Punish EC Officials – Stakeholders Demand

Some political parties and civil society groups have called for stiffer punishment for electoral officials whose misconduct undermine the integrity of Ghana’s electoral process.

They have also called for a wide range of administrative and legal reforms, including placing a limit on the number of constituencies and the creation of new constituencies in an election year.

Director of Public Affairs at the Electoral Commission (EC), Christian Owusu Parry told The Finder in an exclusive interview that the proposals were contained in proposals received from political parties, individuals and civil society groups.

In line with recommendation contained in the Supreme Court judgement on the election petition last year, the EC in September 2013 requested for proposals for reforms to the country’s electoral system.

Mr Owusu-Parry mentioned other recommendations as Members of Parliament (MPs) to preside over more than one district, implementation of E-voting, expeditious disposal of election petitions, as well as the establishment of a national collation centre.

He explained that the National Democratic Congress (NDC), New Patriotic Party (NPP), People’s National Convention (PNC), Convention People’s Party (CPP), Progressive People’s Party (PPP), Great Consolidated People’s Party (GCPP), United Front Party (UFP) and Independent People’s Party (IPP) presented one proposal co-ordinated by the Institute of Economic Affairs (IEA) under the Ghana Political Parties Programme.

The Yes Party and GCPP also presented individual proposals while the Ghana Centre for Democratic Development (CDD) under the Civil Society and Development Partners’ programme presented a proposal which was the outcome of a series of interactions and interviews with people.

He noted that the Institute of Democratic Governance (IDEG) also presented a proposal and two individuals, Dufetorga Attayebi of Vakpo Traditional Area and Gabriel Dei, also presented proposals.

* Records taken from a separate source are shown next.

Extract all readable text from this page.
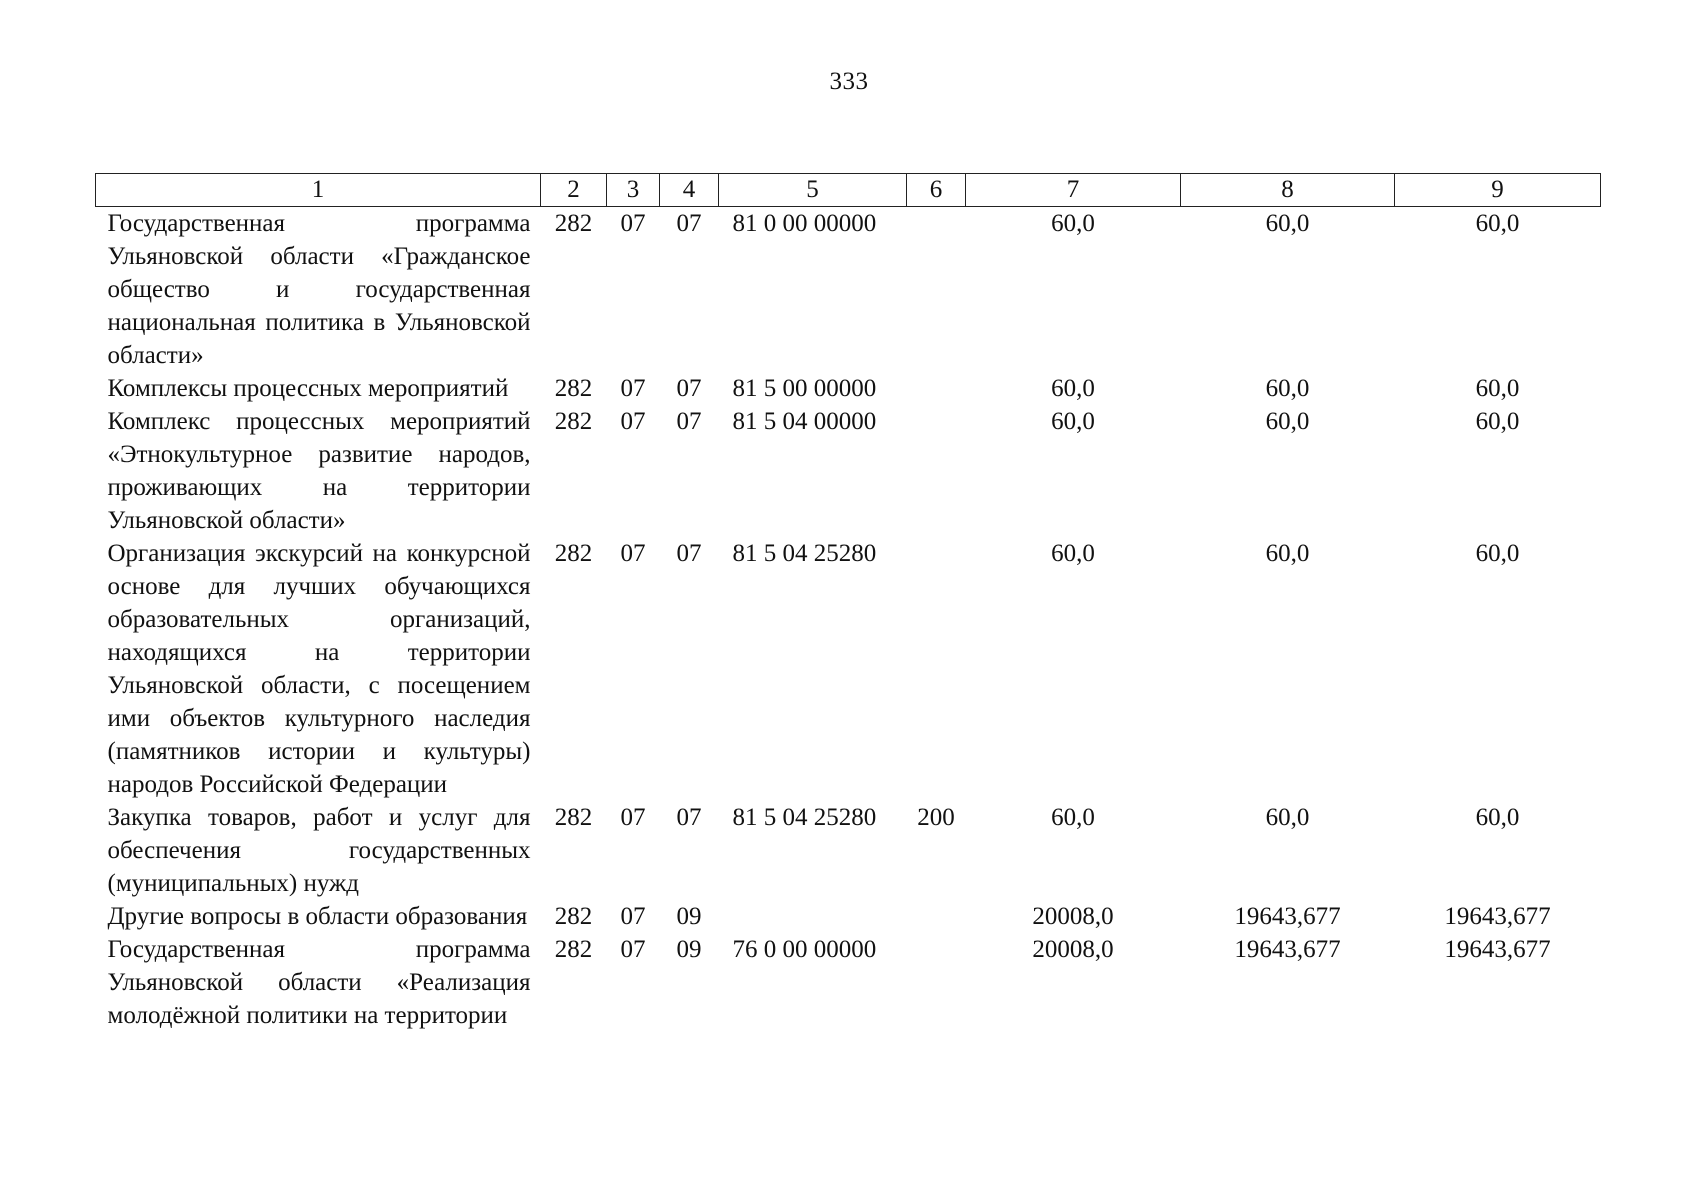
333
1	2	3	4	5	6	7	8	9
Государственная программа Ульяновской области «Гражданское общество и государственная национальная политика в Ульяновской области»	282	07	07	81 0 00 00000		60,0	60,0	60,0
Комплексы процессных мероприятий	282	07	07	81 5 00 00000		60,0	60,0	60,0
Комплекс процессных мероприятий «Этнокультурное развитие народов, проживающих на территории Ульяновской области»	282	07	07	81 5 04 00000		60,0	60,0	60,0
Организация экскурсий на конкурсной основе для лучших обучающихся образовательных организаций, находящихся на территории Ульяновской области, с посещением ими объектов культурного наследия (памятников истории и культуры) народов Российской Федерации	282	07	07	81 5 04 25280		60,0	60,0	60,0
Закупка товаров, работ и услуг для обеспечения государственных (муниципальных) нужд	282	07	07	81 5 04 25280	200	60,0	60,0	60,0
Другие вопросы в области образования	282	07	09			20008,0	19643,677	19643,677
Государственная программа Ульяновской области «Реализация молодёжной политики на территории	282	07	09	76 0 00 00000		20008,0	19643,677	19643,677
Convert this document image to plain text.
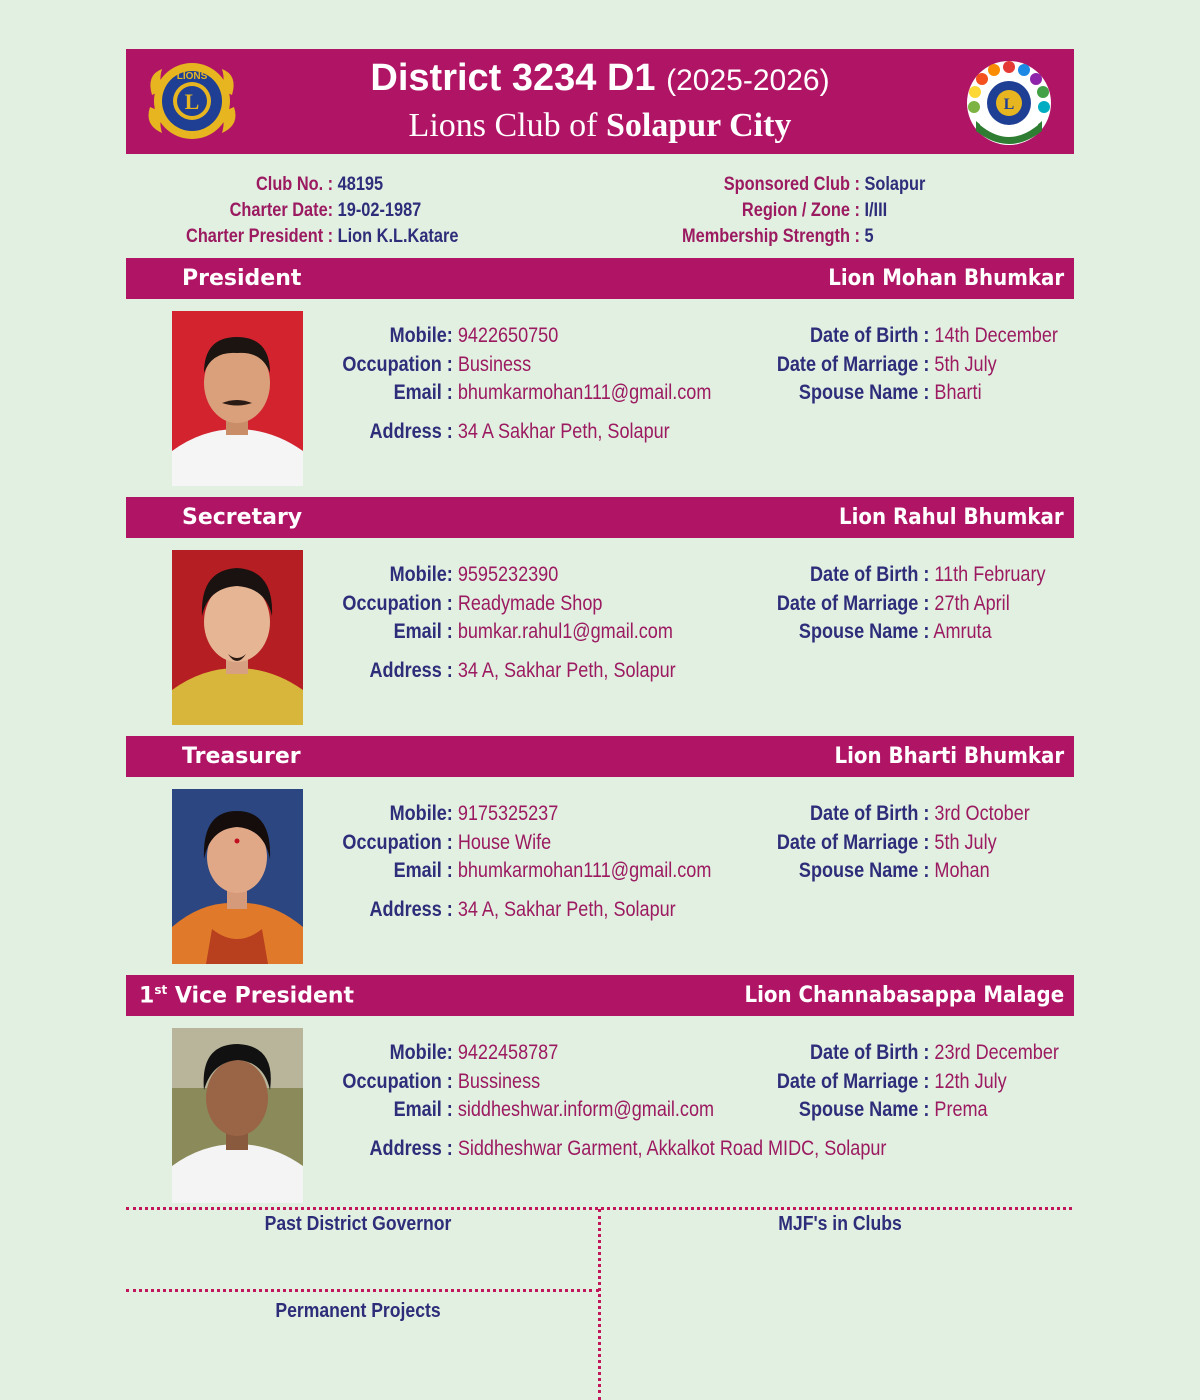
L
LIONS	District 3234 D1 (2025-2026)
Lions Club of Solapur City
L
Club No. : 48195
Charter Date: 19-02-1987
Charter President : Lion K.L.Katare
Sponsored Club : Solapur
Region / Zone : I/III
Membership Strength : 5
President	Lion Mohan Bhumkar
Mobile: 9422650750
Occupation : Business
Email : bhumkarmohan111@gmail.com
Address : 34 A Sakhar Peth, Solapur
Date of Birth : 14th December
Date of Marriage : 5th July
Spouse Name : Bharti
Secretary	Lion Rahul Bhumkar
Mobile: 9595232390
Occupation : Readymade Shop
Email : bumkar.rahul1@gmail.com
Address : 34 A, Sakhar Peth, Solapur
Date of Birth : 11th February
Date of Marriage : 27th April
Spouse Name : Amruta
Treasurer	Lion Bharti Bhumkar
Mobile: 9175325237
Occupation : House Wife
Email : bhumkarmohan111@gmail.com
Address : 34 A, Sakhar Peth, Solapur
Date of Birth : 3rd October
Date of Marriage : 5th July
Spouse Name : Mohan
1st Vice President	Lion Channabasappa Malage
Mobile: 9422458787
Occupation : Bussiness
Email : siddheshwar.inform@gmail.com
Address : Siddheshwar Garment, Akkalkot Road MIDC, Solapur
Date of Birth : 23rd December
Date of Marriage : 12th July
Spouse Name : Prema
Past District Governor	MJF's in Clubs
Permanent Projects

Most of the stakeholders presented the proposals before the deadline of November 2013.

Mr Owusu-Parry stated that the commission was studying the proposals and the feasible administrative proposals would be implemented.

He noted that the EC would meet with stakeholders on the legal reforms and arrive at common ground before implementation, saying reforms are critical measures and take time; therefore the EC would not rush to take decisions.

In its judgement on the election petition on August 29, 2013, the Supreme Court made a number of recommendations with regard to electoral reforms.

Among the recommendations was the need for the voters’ register to be compiled and made available to the political parties as early as possible, while a supplementary register might cater for late exigencies.

It called for the calibre of presiding officers to be improved.

The court observed that the pink sheet (statement of poll and declaration of results for the Office of President and Member of Parliament) was too elaborate, and therefore there would be the need for a much simpler one to, among others, meet the pressures of the public, weariness and lateness of the day at the close of a poll.

Furthermore, the carbon-copying system had to be improved while the Biometric Device System must be streamlined to avoid breakdowns and the stress on the electorate that came with an adjournment of the poll.

Again, it said the method of recruitment, training and general orientation of the staff, be they temporary or permanent, engaged in performing critical core functions on election day had to be revised.

Those persons engaged as agents to observe the elections at the polling stations should not only be loyal and dedicated party persons, but persons who are competent enough to understand the implications of the recordings on the pink sheets and the sequential nature of the said recordings.